Operation Manual
316
PHOTOSHOP CS4 GEBRUIKEN
Lagen
Kleurmonsters nemen uit alle zichtbare lagen
Bij het standaardgedrag van de gereedschappen Toverstaf, Natte vinger, Vervagen, Verscherpen, Emmertje,
Kloonstempel en Retoucheerpenseel worden alleen kleurmonsters genomen van de pixels in de actieve laag. Dit houdt
dat u in één laag kunt uitsmeren of pixelmonsters nemen.
❖ Als u pixels uit alle zichtbare lagen wilt uitsmeren of daarvan monsters wilt nemen, selecteert u Monster nemen van
alle lagen op de optiebalk.
Transparantievoorkeuren wijzigen
1 Kies in Windows de optie Bewerken > Voorkeuren > Transparantie & kleuromvang. Kies in Mac OS de optie
Photoshop > Voorkeuren > Transparantie & kleuromvang.

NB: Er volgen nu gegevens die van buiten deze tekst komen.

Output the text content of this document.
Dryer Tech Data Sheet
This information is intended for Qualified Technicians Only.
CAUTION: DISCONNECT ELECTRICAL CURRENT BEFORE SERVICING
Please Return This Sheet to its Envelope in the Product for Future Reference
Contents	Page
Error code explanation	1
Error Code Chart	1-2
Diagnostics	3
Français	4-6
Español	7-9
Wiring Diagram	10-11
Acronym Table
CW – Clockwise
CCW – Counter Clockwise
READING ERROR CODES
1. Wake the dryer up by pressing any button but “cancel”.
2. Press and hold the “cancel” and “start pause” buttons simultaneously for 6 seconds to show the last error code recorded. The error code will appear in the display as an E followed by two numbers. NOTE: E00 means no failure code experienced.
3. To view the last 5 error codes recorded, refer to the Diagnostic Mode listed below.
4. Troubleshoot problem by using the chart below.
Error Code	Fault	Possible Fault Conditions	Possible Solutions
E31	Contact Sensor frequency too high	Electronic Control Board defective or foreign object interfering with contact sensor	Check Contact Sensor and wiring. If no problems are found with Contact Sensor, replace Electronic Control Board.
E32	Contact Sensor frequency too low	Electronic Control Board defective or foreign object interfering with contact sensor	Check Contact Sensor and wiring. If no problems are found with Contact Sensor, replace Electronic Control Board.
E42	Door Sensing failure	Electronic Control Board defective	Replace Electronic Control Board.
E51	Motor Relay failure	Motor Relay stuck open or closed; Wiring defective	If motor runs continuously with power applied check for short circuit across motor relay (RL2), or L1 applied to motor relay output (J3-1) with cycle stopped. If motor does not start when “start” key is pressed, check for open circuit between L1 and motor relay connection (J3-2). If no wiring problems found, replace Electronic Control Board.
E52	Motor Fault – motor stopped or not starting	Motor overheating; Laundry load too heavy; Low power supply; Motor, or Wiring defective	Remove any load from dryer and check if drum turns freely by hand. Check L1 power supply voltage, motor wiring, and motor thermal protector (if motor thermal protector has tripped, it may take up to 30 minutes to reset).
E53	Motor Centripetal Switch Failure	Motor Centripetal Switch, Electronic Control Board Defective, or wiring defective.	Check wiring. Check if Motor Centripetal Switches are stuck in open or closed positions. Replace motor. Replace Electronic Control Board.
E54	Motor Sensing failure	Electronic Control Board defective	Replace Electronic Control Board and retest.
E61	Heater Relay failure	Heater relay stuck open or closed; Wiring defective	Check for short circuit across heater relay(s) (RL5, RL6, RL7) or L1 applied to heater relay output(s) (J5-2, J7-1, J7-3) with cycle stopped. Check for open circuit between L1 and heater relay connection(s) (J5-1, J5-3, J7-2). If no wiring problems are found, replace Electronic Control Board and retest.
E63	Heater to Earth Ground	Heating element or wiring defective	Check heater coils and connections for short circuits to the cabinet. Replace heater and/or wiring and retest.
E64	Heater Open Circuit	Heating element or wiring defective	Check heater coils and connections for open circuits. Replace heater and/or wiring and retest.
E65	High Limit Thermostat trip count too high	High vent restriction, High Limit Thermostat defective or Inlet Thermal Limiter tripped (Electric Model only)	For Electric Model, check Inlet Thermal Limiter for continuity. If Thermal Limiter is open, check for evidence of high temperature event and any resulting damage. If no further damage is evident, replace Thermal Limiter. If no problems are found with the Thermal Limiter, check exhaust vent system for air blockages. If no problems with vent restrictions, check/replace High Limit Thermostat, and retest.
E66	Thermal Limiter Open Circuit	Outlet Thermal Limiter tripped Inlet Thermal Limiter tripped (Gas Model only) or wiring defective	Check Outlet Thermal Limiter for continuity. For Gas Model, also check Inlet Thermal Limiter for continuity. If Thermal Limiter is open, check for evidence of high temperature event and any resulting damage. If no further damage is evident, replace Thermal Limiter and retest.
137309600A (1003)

2 Kies de grootte en kleur voor het schaakbordpatroon voor transparantie of kies Geen bij Rastergrootte als u het
schaakbordpatroon wilt verbergen.
3 Klik op OK.
Lagen selecteren, groeperen en koppelen
Lagen selecteren
U kunt een of meerdere lagen selecteren om te bewerken. Voor sommige handelingen, zoals tekenen of het maken van
kleur- en toonaanpassingen, kunt u slechts in één laag tegelijk werken. Een afzonderlijk geselecteerde laag wordt de
actieve laag genoemd. De naam van de actieve laag verschijnt in de titelbalk van het documentvenster.
Voor andere handelingen, zoals verplaatsen, uitlijnen, transformeren of toepassen van stijlen in het deelvenster Stijlen,
kunt u meerdere lagen tegelijk selecteren en bewerken. U kunt lagen selecteren in het deelvenster Lagen of met het
gereedschap Verplaatsen .
U kunt ook lagen koppelen. In tegenstelling tot meerdere lagen die tegelijk worden geselecteerd, blijven gekoppelde
lagen gekoppeld wanneer u de selectie in het deelvenster Lagen wijzigt. Zie “Lagen koppelen en ontkoppelen” op
pagina 318.
Als het gebruik van een gereedschap of opdracht niet het gewenste resultaat oplevert, is het mogelijk dat u de verkeerde
laag hebt geselecteerd. Controleer in het deelvenster Lagen of u aan de juiste laag werkt.
Lagen selecteren in het deelvenster Lagen
❖ Voer een van de volgende handelingen uit:
• Klik op een laag in het deelvenster Lagen.
• Als u meerdere aangrenzende lagen wilt selecteren, klikt u op de eerste laag en houdt u vervolgens Shift ingedrukt
terwijl u op de laatste laag klikt.
• Houd Ctrl (Windows) of Command (Mac OS) ingedrukt en klik in het deelvenster Lagen op meerdere niet-
aangrenzende lagen om deze te selecteren.
Opmerking: Houd bij het selecteren Ctrl (Windows) of Command (Mac OS) ingedrukt en klik op het gebied buiten de
laagminiatuur. Als u Ctrl of Command indrukt en op de laagminiatuur klikt, worden de ondoorzichtige delen van de
laag geselecteerd.
• Als u alle lagen wilt selecteren, kiest u Selecteren > Alle lagen.